Trocken – weiße Kapsel

Halbtrocken – grüne Kapsel

Süß – goldene Kapsel

Und dann gibt es jede Sorte und alles in fast jeder Lage und dann auch unterschieden als QbA, Kabinett, Spätlese, Auslese usw. mit der eigenen internen Bewertung durch Sterne, 1*, 2** und 3***. Genial und einfach – wenn man es verstanden hat. Doch man merkt schnell, ein umfassendes Thema diese Weinwelt. Großzügig präsentierte uns der Meister selbst vier Weine. Klassisch aufgebaute Probe mit leckerer, perfekter, kulinarischer Begleitung. Nicht zu unterschätzen war sein privater Wildschinken, der dazu verköstigt wurde. Das Entscheidende und Schöne der Weinprobe war: Es wurden kleine Schlucke verkostet, ganz so dass jeder Wein mit seinem eigenen Charakter glänzen konnte – eine perfekte Probe! Ästhetik durch die Zalto-Gläser, perfekte Anleitung durch Markus Molitor und die Genialität der Weine, die mit wenig Alkohol unendlich schmecken, machte es perfekt. Die Edelsüßen überzeugten uns zum Schluss, zusammen mit dem kräftigen Käse der gereicht wurde, war es ein traumhaftes Geschmackserlebnis. 

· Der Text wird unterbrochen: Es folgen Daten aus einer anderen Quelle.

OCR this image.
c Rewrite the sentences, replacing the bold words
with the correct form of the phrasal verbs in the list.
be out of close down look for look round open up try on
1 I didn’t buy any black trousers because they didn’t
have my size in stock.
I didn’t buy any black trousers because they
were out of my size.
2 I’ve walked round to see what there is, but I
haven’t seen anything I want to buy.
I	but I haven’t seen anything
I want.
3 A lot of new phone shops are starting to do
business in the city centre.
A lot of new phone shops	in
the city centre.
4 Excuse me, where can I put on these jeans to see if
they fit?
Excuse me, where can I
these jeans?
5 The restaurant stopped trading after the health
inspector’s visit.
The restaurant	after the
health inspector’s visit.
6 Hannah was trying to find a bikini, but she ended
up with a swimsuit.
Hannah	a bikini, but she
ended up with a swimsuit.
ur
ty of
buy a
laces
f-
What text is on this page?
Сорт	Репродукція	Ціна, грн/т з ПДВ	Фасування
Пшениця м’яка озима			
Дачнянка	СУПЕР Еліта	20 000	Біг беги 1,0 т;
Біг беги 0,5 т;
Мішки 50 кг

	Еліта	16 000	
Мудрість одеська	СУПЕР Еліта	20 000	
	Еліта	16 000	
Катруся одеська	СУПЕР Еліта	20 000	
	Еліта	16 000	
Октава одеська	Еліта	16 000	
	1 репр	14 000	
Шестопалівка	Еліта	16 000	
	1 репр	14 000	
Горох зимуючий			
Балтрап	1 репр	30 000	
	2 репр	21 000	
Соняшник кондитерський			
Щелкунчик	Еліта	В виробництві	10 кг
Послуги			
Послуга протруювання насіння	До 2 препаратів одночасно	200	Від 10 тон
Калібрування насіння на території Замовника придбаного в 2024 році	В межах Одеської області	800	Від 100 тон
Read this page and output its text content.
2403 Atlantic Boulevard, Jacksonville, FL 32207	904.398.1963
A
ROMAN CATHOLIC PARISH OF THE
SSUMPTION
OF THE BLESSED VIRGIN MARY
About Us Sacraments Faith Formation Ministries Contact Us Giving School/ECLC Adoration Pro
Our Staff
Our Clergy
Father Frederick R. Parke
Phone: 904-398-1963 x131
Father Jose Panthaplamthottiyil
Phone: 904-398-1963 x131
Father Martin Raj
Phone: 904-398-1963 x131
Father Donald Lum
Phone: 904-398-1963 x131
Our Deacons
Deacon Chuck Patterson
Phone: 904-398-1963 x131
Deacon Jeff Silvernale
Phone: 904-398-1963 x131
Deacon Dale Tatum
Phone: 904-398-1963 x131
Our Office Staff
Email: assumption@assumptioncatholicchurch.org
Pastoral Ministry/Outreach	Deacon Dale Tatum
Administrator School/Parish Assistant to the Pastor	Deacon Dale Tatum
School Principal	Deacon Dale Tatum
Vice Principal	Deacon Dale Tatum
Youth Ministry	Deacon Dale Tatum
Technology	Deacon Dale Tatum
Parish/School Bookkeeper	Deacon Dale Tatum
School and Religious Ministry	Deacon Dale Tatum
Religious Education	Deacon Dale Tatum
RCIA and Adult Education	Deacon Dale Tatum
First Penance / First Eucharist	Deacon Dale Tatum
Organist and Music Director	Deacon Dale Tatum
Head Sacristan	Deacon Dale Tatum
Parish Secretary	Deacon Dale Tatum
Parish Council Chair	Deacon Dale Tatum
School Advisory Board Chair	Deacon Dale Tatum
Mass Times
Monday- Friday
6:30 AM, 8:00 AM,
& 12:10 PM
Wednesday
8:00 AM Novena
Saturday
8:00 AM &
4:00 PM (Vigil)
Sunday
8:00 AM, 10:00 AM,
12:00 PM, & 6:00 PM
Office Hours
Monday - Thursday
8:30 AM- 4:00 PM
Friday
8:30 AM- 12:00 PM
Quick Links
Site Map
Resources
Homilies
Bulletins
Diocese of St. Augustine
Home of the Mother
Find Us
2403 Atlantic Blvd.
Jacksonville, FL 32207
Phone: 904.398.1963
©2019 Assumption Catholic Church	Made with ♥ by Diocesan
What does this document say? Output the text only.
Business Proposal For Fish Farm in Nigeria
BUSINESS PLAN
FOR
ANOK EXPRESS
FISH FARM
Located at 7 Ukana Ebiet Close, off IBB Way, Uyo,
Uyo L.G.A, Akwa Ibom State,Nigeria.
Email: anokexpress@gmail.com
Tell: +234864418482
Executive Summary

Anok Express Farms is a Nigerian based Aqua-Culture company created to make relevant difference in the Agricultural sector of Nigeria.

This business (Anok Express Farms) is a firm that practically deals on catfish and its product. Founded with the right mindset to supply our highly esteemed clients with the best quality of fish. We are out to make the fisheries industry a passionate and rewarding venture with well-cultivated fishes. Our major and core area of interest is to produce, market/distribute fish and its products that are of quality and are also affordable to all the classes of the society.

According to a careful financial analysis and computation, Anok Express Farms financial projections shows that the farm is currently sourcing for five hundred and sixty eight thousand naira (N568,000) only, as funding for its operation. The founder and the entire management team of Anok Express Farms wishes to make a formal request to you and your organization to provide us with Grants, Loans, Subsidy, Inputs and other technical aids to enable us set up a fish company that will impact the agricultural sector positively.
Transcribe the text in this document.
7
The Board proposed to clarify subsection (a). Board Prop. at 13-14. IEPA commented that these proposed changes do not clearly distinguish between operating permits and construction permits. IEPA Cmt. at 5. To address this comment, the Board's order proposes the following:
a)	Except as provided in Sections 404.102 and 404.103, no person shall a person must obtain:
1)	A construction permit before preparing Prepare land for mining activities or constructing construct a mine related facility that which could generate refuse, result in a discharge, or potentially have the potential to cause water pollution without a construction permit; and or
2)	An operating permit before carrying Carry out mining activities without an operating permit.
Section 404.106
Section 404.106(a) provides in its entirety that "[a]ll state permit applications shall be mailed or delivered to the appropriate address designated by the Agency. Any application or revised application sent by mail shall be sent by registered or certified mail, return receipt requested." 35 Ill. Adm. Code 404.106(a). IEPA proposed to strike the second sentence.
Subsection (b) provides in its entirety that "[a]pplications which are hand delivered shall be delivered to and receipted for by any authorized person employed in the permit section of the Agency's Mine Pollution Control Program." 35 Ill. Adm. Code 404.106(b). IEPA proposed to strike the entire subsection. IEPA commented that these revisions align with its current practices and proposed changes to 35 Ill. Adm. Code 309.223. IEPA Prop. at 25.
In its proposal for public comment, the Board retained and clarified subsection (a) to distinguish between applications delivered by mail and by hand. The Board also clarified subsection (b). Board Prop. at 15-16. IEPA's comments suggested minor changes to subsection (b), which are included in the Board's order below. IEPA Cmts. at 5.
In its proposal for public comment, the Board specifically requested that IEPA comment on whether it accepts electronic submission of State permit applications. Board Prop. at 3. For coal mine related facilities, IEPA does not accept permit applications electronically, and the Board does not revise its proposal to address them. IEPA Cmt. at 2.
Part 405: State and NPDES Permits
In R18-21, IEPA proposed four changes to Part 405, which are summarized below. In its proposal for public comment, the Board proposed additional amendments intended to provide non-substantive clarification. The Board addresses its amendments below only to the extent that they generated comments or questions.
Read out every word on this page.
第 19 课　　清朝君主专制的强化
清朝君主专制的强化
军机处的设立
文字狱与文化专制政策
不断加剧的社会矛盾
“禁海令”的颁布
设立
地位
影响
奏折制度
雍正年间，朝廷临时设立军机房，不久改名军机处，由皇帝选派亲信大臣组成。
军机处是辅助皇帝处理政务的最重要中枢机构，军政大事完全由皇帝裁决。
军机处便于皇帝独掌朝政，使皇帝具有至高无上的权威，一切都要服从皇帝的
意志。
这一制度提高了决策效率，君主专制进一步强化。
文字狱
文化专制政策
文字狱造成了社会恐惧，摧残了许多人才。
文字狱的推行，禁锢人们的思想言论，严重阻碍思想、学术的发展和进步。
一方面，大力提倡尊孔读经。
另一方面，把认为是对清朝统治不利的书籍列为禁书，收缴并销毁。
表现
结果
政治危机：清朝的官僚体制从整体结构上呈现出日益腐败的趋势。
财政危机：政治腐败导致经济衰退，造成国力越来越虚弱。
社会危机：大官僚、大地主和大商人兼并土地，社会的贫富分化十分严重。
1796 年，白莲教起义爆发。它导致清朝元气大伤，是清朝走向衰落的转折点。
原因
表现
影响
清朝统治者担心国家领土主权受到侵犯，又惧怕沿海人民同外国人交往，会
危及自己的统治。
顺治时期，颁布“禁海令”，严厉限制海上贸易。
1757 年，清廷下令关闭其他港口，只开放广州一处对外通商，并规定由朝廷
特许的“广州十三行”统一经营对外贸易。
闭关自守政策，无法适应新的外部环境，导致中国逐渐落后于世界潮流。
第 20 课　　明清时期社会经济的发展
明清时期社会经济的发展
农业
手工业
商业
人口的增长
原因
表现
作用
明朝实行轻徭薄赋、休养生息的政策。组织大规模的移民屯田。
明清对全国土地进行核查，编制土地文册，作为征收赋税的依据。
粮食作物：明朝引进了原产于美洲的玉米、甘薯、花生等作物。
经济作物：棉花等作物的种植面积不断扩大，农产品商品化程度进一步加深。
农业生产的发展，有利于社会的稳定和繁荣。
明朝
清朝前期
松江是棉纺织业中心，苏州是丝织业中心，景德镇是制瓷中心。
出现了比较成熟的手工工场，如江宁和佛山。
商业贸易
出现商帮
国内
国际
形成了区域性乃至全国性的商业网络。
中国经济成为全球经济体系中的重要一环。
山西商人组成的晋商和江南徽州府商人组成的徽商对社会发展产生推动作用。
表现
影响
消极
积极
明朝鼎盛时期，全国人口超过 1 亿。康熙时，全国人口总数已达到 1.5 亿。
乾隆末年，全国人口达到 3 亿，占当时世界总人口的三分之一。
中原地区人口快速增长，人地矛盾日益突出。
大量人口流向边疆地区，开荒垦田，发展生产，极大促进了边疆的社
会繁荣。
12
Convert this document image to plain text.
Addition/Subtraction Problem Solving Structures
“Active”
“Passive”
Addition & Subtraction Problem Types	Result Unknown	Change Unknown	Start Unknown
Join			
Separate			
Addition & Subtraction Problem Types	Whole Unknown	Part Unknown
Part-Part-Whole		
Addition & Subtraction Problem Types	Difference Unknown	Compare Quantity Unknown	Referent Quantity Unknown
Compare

Mehr als interessant waren die alten Jahrgänge, die bei Markus Molitor ja wiederrum aktuell sind.  Markus Molitor erzielt für seine Weine internationale Preise und wurde im Wein Advocat mit 100 Punkten ausgezeichnet. Bei der Nachfrage nach seinem Lieblingswein schmunzelt er und zwinkert: „Sein Lieblingswein? Das kann man so nicht sagen – das wäre doch zu einfach, fast langweilig- Die richtige Situation entscheidet!

Ein wahres Wort zum Abschluss – wir sind hellauf begeistert!

Fazit: Lemonpie und Markus Molitor passen zusammen.